Au début des années 1960, Israël décida d'acheter à la France douze patrouilleurs non armés de classe Sa'ar 3, dans l'intention de les transformer en vedettes lance-missiles afin de moderniser sa marine et d'assurer sa sécurité nationale. Cependant, après avoir reçu sept de ces patrouilleurs, Israël fut soumis à un embargo total sur les armes imposé par la France en raison du raid sur l'aéroport de Beyrouth lors de la campagne contre l'Organisation de libération de la Palestine. Les cinq patrouilleurs Sa'ar 3 restants furent conservés par la France et ne furent pas transférés à Israël.

L'acquisition de bateaux lance-missiles soviétiques par les rivaux égyptiens et syriens, alors que la flotte obsolète d'Israël subissait des pertes lors de la guerre d'usure (1967-1970), a conduit les dirigeants du pays à lancer l'opération Noa pour voler les cinq bateaux Sa'ar 3 restants aux Français, selon la Bibliothèque juive.

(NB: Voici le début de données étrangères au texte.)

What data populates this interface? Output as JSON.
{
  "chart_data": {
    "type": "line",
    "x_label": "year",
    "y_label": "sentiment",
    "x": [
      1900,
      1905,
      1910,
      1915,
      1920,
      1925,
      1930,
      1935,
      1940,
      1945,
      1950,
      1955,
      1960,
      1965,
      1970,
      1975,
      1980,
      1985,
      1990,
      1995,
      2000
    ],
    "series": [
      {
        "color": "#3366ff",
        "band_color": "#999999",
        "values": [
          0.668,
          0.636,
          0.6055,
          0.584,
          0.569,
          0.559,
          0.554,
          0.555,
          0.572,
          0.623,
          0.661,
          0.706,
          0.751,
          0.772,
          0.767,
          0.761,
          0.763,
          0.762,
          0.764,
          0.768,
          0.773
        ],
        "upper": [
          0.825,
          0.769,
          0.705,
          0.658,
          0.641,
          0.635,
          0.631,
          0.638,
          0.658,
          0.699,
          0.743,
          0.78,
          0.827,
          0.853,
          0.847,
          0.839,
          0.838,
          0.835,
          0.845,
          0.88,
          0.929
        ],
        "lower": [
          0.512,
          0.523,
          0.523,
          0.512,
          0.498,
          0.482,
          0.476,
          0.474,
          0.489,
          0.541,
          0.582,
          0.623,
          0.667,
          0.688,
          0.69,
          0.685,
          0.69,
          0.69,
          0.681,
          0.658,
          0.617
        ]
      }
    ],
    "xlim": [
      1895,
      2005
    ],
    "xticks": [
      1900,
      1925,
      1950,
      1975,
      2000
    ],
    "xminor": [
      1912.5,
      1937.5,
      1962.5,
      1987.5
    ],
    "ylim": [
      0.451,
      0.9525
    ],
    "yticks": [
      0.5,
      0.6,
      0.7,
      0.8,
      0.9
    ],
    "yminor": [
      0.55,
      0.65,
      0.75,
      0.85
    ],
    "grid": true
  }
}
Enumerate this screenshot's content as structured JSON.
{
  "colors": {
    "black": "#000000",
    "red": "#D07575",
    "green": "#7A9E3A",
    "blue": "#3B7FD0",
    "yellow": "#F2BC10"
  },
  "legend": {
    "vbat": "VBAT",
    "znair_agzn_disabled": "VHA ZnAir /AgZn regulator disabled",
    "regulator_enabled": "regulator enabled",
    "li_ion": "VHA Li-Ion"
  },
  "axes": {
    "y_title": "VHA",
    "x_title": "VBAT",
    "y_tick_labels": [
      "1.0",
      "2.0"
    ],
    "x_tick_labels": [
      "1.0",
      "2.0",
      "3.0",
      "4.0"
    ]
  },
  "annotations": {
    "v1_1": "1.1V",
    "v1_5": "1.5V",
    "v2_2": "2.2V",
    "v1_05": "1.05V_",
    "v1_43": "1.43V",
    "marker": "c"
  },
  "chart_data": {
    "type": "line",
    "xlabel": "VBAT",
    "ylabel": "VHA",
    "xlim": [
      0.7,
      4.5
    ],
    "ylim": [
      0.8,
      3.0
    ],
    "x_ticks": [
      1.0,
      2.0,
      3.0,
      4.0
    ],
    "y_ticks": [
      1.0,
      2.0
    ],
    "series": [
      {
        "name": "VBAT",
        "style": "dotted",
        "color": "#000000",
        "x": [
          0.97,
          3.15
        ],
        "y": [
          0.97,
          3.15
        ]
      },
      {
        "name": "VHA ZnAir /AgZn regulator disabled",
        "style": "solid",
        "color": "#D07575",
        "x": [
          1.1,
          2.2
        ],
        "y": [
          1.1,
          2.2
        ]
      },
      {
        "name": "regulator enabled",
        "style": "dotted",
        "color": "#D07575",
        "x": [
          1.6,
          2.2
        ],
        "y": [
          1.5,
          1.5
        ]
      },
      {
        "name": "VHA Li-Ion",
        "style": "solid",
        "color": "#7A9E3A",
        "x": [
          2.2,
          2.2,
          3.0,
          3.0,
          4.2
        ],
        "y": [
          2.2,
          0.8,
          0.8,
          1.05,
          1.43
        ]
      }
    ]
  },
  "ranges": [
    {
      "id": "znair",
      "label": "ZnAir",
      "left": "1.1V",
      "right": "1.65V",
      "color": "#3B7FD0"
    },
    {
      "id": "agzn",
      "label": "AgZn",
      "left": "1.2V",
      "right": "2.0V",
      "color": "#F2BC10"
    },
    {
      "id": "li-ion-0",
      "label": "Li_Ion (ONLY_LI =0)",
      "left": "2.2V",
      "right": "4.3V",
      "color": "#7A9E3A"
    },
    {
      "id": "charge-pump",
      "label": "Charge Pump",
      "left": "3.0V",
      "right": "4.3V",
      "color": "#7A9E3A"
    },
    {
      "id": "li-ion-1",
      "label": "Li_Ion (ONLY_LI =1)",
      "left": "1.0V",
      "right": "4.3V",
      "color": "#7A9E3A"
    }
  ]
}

Le père de l'opération Noa était le contre-amiral Mordechai « Mokka » Limon, ancien commandant de la marine israélienne et attaché militaire israélien à Paris. Il entretenait de nombreux liens avec les gouvernements français et européens par l'intermédiaire de la famille Rothschild.

Grâce aux relations de Limon, Israël a créé une société écran appelée Starboat, enregistrée au Panama mais déguisée en société de forage pétrolier norvégienne. Les employés de cette société étaient tous des agents du Mossad, l'agence nationale de renseignement israélienne. Starboat était dirigée par Benyamin Vered, l'un des plus hauts gradés du Mossad.

Starboat a négocié avec la partie française, exprimant son désir de racheter cinq navires de guerre Sa'ar 3 pour les transformer en navires de recherche pétrolière, affirmant que leurs spécifications techniques répondaient à leurs exigences. Pour gagner la confiance de la partie française, les représentants de Limon et de Starboat ont feint une vive dispute durant les négociations.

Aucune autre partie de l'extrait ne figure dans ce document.